3)    The authors should comment as to why 10/21 male, but only 2/19 female, patients were autologous.  Couldn’t this skew the results with respect to gender?

Of 12 autologous patients, 10 were male and only 2 were female. We agree with the reviewer that this could have influenced the results to a certain degree. The underlying diseases treated by autologous transplantation (lymphoma, myeloma) are more common in male than in female patients (about 3:2) which might have influenced the recruitment of patients. Female gender was a significant predictor for higher titres at T+5 for measles but not for the other three diseases. We acknowledge this limitation in the Discussion section.

Change in manuscript (line 306-08 and 318-21):

Considering that the autologous control group was predominantly male (10 of 12 patients), this might have influenced our results to a certain degree.

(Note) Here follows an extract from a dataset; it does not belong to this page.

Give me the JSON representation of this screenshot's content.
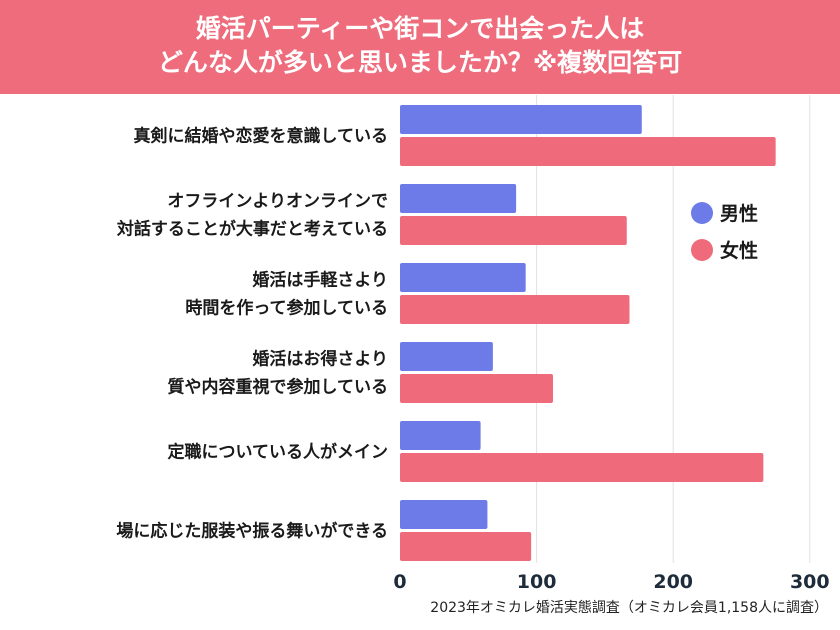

Possible weaknesses of the study are the small number of patients in each group, the predominantly male control group, the retrospective design and the lack of information on vaccination status.

Round 2

Reviewer 2 Report

The authors fully replied to the questions.

..5) The authors should check the dots in the figures along the text. ......This was raised because Figure 2 is unclear about the represented dots.